The letter alleges that the failure of the US regulatory authorities to investigate such instances is damaging the reputation of US military medicine.
"The attitude of the US medical establishment appears to be one of 'see no evil, hear no evil, speak no evil'", it said.
Four prisoners have died in custody so far in Guantanamo Bay.
'Form of torture'
The UN Human Rights Commission has said that it regards force-feeding at Guantanamo - where detainees are strapped to chairs for hours and fed through tubes - as a form of torture.
Dr David Nicholl, consultant neurologist at Birmingham City Hospital in the UK, co-ordinated The Lancet letter on behalf of 206 signatories from 16 countries, including Britain, the US and South Africa.

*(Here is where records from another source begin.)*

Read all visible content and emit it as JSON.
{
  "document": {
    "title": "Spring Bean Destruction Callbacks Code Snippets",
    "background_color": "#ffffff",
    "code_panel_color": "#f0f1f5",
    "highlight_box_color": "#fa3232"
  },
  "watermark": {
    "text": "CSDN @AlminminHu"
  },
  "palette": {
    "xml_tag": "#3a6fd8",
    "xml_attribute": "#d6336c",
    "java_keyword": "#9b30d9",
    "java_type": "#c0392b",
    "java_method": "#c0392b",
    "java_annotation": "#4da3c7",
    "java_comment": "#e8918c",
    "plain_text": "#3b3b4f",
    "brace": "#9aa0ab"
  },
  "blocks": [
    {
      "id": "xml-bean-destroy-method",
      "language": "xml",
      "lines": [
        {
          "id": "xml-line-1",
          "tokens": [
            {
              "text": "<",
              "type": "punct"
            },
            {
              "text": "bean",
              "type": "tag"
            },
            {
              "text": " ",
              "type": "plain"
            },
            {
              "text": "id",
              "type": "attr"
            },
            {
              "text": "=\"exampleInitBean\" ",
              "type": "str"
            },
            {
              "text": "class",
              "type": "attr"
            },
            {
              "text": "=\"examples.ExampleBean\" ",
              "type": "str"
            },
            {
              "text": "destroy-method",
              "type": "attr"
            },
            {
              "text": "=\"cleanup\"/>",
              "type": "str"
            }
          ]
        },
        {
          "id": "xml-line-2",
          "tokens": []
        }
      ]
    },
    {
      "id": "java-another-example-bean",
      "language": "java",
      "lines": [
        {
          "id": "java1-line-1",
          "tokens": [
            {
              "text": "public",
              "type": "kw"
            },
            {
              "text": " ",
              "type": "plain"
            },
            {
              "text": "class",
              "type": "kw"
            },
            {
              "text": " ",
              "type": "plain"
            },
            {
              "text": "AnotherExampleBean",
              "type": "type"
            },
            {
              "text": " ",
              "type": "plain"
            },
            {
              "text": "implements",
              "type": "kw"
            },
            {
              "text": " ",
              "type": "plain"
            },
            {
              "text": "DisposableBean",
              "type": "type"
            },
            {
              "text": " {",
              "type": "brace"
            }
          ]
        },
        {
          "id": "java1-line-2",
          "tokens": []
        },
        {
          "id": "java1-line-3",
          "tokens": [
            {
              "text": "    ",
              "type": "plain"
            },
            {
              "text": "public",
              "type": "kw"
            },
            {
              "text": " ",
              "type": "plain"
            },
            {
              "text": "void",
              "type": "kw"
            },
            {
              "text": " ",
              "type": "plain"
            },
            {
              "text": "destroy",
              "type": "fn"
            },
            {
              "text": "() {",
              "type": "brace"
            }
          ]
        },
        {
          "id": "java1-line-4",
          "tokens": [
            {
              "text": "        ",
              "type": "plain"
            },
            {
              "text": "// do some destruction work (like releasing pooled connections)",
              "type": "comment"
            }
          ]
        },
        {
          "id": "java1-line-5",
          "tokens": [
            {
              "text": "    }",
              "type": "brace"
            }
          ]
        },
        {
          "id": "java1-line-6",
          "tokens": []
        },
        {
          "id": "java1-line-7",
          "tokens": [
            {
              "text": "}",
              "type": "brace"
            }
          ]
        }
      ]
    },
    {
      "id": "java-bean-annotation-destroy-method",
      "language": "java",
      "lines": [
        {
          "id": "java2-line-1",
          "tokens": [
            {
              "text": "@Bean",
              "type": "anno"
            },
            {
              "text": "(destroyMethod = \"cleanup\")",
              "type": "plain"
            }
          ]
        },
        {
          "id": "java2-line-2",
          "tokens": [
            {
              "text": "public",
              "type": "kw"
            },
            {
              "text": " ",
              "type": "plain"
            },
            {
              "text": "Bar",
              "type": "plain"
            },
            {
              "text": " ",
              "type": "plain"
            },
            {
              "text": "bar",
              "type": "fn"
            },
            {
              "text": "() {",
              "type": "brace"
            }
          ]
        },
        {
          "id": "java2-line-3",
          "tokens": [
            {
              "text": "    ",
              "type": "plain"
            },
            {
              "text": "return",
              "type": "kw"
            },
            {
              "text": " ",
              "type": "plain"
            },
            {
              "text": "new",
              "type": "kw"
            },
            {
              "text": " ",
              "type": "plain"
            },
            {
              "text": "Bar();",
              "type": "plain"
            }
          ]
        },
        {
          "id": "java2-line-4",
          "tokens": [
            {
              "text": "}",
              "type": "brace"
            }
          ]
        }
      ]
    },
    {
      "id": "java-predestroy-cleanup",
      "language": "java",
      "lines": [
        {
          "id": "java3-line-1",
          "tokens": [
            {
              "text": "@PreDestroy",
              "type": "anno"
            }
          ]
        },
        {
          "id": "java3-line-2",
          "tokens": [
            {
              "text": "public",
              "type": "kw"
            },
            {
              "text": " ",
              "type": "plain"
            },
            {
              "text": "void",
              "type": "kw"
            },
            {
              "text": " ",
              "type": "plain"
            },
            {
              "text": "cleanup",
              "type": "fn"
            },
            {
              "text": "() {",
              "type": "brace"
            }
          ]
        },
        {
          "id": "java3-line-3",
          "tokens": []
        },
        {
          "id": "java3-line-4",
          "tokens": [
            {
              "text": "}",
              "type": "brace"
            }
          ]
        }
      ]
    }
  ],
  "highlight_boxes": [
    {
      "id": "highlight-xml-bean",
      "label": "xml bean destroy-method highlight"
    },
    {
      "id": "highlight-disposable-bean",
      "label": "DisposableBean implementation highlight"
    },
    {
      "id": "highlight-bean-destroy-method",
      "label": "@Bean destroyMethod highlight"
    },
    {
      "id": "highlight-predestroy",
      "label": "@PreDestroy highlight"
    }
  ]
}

The letter is highly critical of inaction by the medical boards of California and Georgia which are responsible for regulating the former hospital commander at Guantanamo, John Edmondson.
Mr Edmondson is alleged to have started the practise of force-feeding at the prison camp when serious hunger strikes began in 2005.
About 340 detainees are being held in Guantanamo on suspicion of links to terrorism. Many have been there several years, but most have not been charged.